Là vous allez bloquer tous les projets de construction au Québec. Vous allez bloquer tout le financement. Ou bien il va y avoir des renonciations à l'hypothèque légale de signer en faveur des créanciers hypothécaires sans plus aucun recours, cette fois-ci, cependant. C'est à peu près les commentaires que cet article avait trait.

Ensuite, on dit aussi: On abolit la notion de plus-value. On parle de valeur des travaux. Cela va avoir un effet multiplicateur. Je vous donne un exemple. Vous avez un contrat de 200 000 $ pour construire une maison. La valeur des travaux pour le général, c'est 200 000 $. Pour chacun de ses sous-traitants, disons que le général a fait 40 000 $ de profits, il va rester 160 000 $ pour la valeur des travaux. On est rendu à 360 000 $, c'est la même maison qui s'est vendue 200 000 $.

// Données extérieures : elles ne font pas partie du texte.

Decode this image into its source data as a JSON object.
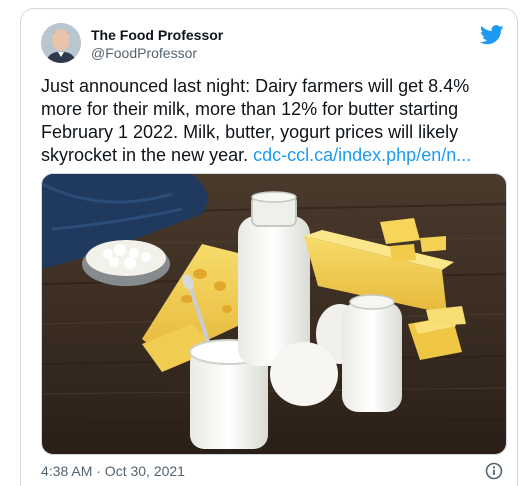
{
  "tweet": {
    "display_name": "The Food Professor",
    "handle": "@FoodProfessor",
    "text": "Just announced last night: Dairy farmers will get 8.4% more for their milk, more than 12% for butter starting February 1 2022. Milk, butter, yogurt prices will likely skyrocket in the new year. ",
    "link_text": "cdc-ccl.ca/index.php/en/n...",
    "timestamp": "4:38 AM · Oct 30, 2021"
  },
  "media": {
    "description_icon": "dairy-products-photo"
  },
  "icons": {
    "logo": "twitter-bird-icon",
    "info": "info-icon"
  },
  "colors": {
    "link": "#1d9bf0",
    "secondary_text": "#536471",
    "brand": "#1d9bf0"
  }
}
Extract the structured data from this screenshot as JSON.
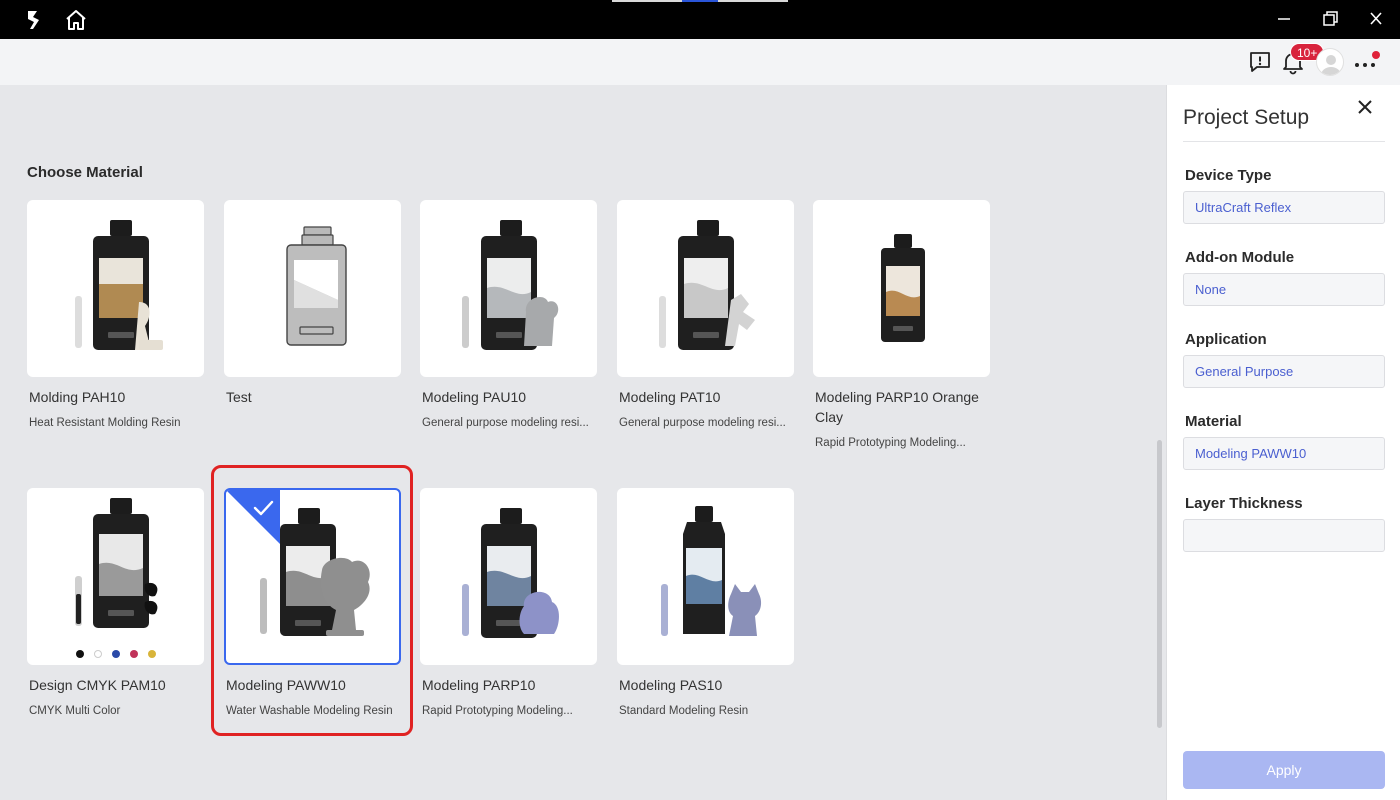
{
  "header": {
    "notification_count": "10+"
  },
  "main": {
    "section_title": "Choose Material",
    "materials": [
      {
        "name": "Molding PAH10",
        "description": "Heat Resistant Molding Resin",
        "selected": false
      },
      {
        "name": "Test",
        "description": "",
        "selected": false
      },
      {
        "name": "Modeling PAU10",
        "description": "General purpose modeling resi...",
        "selected": false
      },
      {
        "name": "Modeling PAT10",
        "description": "General purpose modeling resi...",
        "selected": false
      },
      {
        "name": "Modeling PARP10 Orange Clay",
        "description": "Rapid Prototyping Modeling...",
        "selected": false
      },
      {
        "name": "Design CMYK PAM10",
        "description": "CMYK Multi Color",
        "selected": false
      },
      {
        "name": "Modeling PAWW10",
        "description": "Water Washable Modeling Resin",
        "selected": true
      },
      {
        "name": "Modeling PARP10",
        "description": "Rapid Prototyping Modeling...",
        "selected": false
      },
      {
        "name": "Modeling PAS10",
        "description": "Standard Modeling Resin",
        "selected": false
      }
    ],
    "color_swatches": [
      "#111111",
      "#ffffff",
      "#2a4aa8",
      "#c0335a",
      "#d8b43a"
    ]
  },
  "panel": {
    "title": "Project Setup",
    "fields": [
      {
        "label": "Device Type",
        "value": "UltraCraft Reflex"
      },
      {
        "label": "Add-on Module",
        "value": "None"
      },
      {
        "label": "Application",
        "value": "General Purpose"
      },
      {
        "label": "Material",
        "value": "Modeling PAWW10"
      },
      {
        "label": "Layer Thickness",
        "value": ""
      }
    ],
    "apply_label": "Apply"
  },
  "colors": {
    "accent": "#3a68ee",
    "highlight": "#e02323",
    "badge": "#d8233c",
    "apply_disabled": "#aab7f2",
    "field_text": "#4a5fd0"
  }
}
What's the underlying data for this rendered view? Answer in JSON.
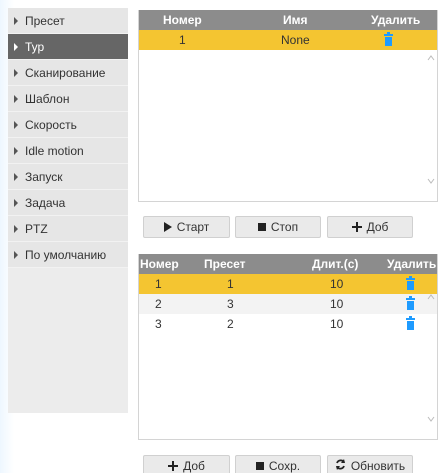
{
  "sidebar": {
    "items": [
      {
        "label": "Пресет"
      },
      {
        "label": "Тур"
      },
      {
        "label": "Сканирование"
      },
      {
        "label": "Шаблон"
      },
      {
        "label": "Скорость"
      },
      {
        "label": "Idle motion"
      },
      {
        "label": "Запуск"
      },
      {
        "label": "Задача"
      },
      {
        "label": "PTZ"
      },
      {
        "label": "По умолчанию"
      }
    ],
    "active_index": 1
  },
  "tour_table": {
    "headers": {
      "number": "Номер",
      "name": "Имя",
      "delete": "Удалить"
    },
    "rows": [
      {
        "number": "1",
        "name": "None",
        "selected": true
      }
    ]
  },
  "tour_buttons": {
    "start": "Старт",
    "stop": "Стоп",
    "add": "Доб"
  },
  "preset_table": {
    "headers": {
      "number": "Номер",
      "preset": "Пресет",
      "duration": "Длит.(с)",
      "delete": "Удалить"
    },
    "rows": [
      {
        "number": "1",
        "preset": "1",
        "duration": "10",
        "selected": true
      },
      {
        "number": "2",
        "preset": "3",
        "duration": "10",
        "selected": false
      },
      {
        "number": "3",
        "preset": "2",
        "duration": "10",
        "selected": false
      }
    ]
  },
  "bottom_buttons": {
    "add": "Доб",
    "save": "Сохр.",
    "refresh": "Обновить"
  },
  "colors": {
    "header": "#8c8c8c",
    "selected_row": "#f4c531",
    "active_sidebar": "#666666",
    "icon_blue": "#1e9bff"
  }
}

Tous les fournisseurs de matériaux qu'il y a là-dedans, si on dit qu'à 60 % de la valeur, 120 000 $, ça fait 480 000 $. Vous allez faire vendre votre maison, vous allez avoir du plaisir à répartir et à colloquer tout cela. Il n'y a plus d'ordre de priorité et il n'y a plus de plus-value. Quel va être le critère? Par ratio. Cela ne se peut pas non plus parce que si c'est par ratio, j'ai tenté de faire le calcul. Plus il va y avoir de sous-traitants et plus le ratio va être faussé en proportion. Quand le général va faire tous les contrats tout seul avec ses salariés, il va en ramasser plus. Quand il va avoir plus de sous-traitants, il va en ramasser moins. Cela ne sera pas plus juste. Comment appliquer cela? Je ne sais pas comment on va pouvoir appliquer cela, comment le registrateur va pouvoir faire un ordre de collocation avec cela. On ne parle plus de valeur, de plus-value. À partir du moment où on ne parle plus de plus-value, c'est chacun des contrats qui doit s'apprécier à sa juste valeur. Vous en avez bien plus cumulativement que le prix total, parce qu'il s'ajuste, chaque contrat étant pris individuellement. Chacun va dire que c'est le sien qui est bon. Il n'y a rien dans la loi qui prévoit qu'on peut en faire une diminution quelconque en fonction des plus-values réellement apportées à l'immeuble. Cette notion est complètement disparue.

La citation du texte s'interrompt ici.